MQTT を使用して、メッセージを 1 対 1 で送受信するにはどうすればよいですか?メッセージの送信側と受信側が、固有のトピックを使用することに合意できます。例えば、トピック名に両方のクライアントの ID を含めれば、その固有性が確実になります。
クライアントがそのプレゼンス状況をブロードキャストするには、どうすればよいですか?その場合は、システムが「presence」トピックの命名規則について合意するという方法があります。例えば、「presence/client-id」トピックを使用してクライアントのプレゼンス情報を保持するようにします。クライアントはメッセージを、接続中は true に設定し、切断中は false に設定します。クライアントは last will メッセージを false に設定して、接続が中断された場合には false に設定されるようにすることもできます。メッセージはブローカーによって保存できるため、新しいクライアントはトピックを読み取って、プレゼンス状況を確認することができます。

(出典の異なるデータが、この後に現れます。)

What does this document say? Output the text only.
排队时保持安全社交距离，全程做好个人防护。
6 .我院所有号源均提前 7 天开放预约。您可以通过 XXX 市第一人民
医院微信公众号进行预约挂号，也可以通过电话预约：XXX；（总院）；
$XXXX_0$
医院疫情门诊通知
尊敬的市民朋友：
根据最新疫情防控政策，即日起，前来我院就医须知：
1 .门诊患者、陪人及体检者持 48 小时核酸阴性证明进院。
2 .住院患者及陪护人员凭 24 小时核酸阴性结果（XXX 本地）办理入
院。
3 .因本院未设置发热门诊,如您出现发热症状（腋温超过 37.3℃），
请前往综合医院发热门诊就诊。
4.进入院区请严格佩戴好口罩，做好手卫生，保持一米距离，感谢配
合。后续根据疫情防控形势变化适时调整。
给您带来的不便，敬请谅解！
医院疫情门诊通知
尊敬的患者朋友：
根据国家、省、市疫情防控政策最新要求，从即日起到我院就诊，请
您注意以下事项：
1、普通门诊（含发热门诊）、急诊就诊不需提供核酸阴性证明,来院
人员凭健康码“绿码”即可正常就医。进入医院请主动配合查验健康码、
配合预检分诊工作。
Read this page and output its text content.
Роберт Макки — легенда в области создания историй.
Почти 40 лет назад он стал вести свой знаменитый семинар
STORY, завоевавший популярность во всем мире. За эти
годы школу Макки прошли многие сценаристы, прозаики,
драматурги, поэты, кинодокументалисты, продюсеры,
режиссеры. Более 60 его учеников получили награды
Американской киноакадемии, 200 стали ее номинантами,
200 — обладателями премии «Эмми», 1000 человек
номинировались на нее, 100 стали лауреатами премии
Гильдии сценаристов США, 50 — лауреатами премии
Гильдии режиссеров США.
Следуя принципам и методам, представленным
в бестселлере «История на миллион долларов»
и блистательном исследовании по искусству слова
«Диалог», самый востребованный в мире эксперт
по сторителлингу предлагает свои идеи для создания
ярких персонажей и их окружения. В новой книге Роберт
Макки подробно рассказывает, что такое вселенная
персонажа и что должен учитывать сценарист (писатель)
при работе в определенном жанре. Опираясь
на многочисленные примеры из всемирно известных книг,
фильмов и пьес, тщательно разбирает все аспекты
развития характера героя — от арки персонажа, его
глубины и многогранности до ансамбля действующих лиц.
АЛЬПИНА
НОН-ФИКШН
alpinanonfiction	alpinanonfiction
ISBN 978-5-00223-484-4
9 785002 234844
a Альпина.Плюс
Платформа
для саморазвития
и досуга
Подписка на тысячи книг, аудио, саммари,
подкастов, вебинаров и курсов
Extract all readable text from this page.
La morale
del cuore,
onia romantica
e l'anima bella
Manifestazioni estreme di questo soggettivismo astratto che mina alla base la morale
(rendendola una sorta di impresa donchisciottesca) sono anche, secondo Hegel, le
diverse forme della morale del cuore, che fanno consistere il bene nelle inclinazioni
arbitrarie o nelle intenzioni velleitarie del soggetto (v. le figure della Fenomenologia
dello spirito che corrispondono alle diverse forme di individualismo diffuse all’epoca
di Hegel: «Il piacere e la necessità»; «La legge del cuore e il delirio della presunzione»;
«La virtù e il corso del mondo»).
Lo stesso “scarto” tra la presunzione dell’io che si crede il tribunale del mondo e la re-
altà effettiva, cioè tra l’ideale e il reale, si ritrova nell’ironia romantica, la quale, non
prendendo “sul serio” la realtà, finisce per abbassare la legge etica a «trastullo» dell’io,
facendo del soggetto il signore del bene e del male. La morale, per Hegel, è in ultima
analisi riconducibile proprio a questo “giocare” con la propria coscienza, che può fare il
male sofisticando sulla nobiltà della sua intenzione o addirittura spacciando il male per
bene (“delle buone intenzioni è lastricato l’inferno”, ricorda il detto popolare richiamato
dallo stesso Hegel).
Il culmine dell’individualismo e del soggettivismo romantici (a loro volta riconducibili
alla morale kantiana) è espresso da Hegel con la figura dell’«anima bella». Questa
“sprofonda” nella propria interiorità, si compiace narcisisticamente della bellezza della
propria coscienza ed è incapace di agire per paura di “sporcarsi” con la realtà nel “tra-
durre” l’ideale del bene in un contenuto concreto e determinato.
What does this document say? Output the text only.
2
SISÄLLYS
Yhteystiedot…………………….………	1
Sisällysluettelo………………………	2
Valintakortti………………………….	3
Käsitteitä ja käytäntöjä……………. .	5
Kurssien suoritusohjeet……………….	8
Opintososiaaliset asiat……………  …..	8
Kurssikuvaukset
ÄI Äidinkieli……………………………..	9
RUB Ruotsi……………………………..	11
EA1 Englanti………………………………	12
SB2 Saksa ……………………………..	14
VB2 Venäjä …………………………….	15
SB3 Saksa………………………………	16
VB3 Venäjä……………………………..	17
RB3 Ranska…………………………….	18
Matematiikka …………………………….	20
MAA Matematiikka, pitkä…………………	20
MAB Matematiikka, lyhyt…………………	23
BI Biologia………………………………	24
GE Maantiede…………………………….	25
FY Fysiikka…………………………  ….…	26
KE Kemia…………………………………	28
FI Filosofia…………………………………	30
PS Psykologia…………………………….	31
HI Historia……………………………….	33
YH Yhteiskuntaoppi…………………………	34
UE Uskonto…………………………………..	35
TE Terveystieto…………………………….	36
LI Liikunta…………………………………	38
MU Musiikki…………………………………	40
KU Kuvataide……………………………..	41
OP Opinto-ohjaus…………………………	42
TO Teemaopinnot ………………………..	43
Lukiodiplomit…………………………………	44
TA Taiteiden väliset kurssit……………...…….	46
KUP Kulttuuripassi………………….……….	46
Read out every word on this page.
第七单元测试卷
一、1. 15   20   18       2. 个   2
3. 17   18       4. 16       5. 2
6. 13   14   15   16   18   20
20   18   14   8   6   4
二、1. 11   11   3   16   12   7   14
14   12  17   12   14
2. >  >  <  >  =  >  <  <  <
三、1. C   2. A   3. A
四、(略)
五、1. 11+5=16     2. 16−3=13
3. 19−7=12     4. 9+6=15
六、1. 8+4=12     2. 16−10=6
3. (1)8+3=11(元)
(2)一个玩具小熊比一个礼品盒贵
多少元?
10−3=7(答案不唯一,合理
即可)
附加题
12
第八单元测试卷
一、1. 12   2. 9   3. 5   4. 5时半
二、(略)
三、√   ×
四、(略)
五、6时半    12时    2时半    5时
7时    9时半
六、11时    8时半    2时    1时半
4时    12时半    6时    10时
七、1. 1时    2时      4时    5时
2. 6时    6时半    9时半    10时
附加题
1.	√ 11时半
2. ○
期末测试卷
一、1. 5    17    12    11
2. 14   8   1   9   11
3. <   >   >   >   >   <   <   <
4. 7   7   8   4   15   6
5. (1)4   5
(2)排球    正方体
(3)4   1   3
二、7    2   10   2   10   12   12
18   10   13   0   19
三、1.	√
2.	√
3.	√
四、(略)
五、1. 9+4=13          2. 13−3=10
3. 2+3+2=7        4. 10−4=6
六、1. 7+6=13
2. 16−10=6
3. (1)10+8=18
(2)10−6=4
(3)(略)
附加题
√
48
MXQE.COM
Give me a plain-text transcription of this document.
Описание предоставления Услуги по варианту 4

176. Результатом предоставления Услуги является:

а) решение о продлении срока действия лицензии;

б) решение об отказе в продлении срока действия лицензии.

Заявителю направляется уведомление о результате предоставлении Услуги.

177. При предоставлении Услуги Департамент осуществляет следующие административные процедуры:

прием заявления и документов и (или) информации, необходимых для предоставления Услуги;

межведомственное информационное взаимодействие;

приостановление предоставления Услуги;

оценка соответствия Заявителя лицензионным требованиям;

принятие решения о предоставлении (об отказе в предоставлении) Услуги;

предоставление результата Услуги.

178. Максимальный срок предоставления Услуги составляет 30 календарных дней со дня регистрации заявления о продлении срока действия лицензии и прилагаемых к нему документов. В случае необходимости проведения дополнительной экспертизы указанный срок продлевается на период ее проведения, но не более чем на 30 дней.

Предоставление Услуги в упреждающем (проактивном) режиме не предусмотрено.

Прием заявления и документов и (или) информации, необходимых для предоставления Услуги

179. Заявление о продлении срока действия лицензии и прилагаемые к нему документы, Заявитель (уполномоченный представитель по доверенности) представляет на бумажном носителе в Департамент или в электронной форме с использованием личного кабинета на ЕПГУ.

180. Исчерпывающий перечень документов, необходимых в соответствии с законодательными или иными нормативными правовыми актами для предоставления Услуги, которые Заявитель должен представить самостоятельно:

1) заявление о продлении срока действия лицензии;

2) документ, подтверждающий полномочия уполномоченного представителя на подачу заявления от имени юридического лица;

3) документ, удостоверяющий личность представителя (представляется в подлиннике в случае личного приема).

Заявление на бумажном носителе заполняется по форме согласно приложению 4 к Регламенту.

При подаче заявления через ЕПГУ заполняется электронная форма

通信をセキュアにするにはどうすればよいですか?クライアントとブローカー間の接続は、送信中のデータを保護するために暗号化 TLS 接続にすることができます。さらに、MQTT プロトコルではペイロードのデータ形式に一切の制約が課せられないため、システムが暗号化方式と鍵更新メカニズムについて合意するという方法もあります。その上で、ペイロードに含まれるすべての内容を、実際の JSON または XML メッセージの暗号化バイナリー・データにします。
まとめ
この記事では、MQTT プロトコルを技術の面から紹介し、MQTT とは何か、MQTT が IoT アプリケーションに適している理由、そして MQTT を使用したアプリの開発を始める方法を説明しました。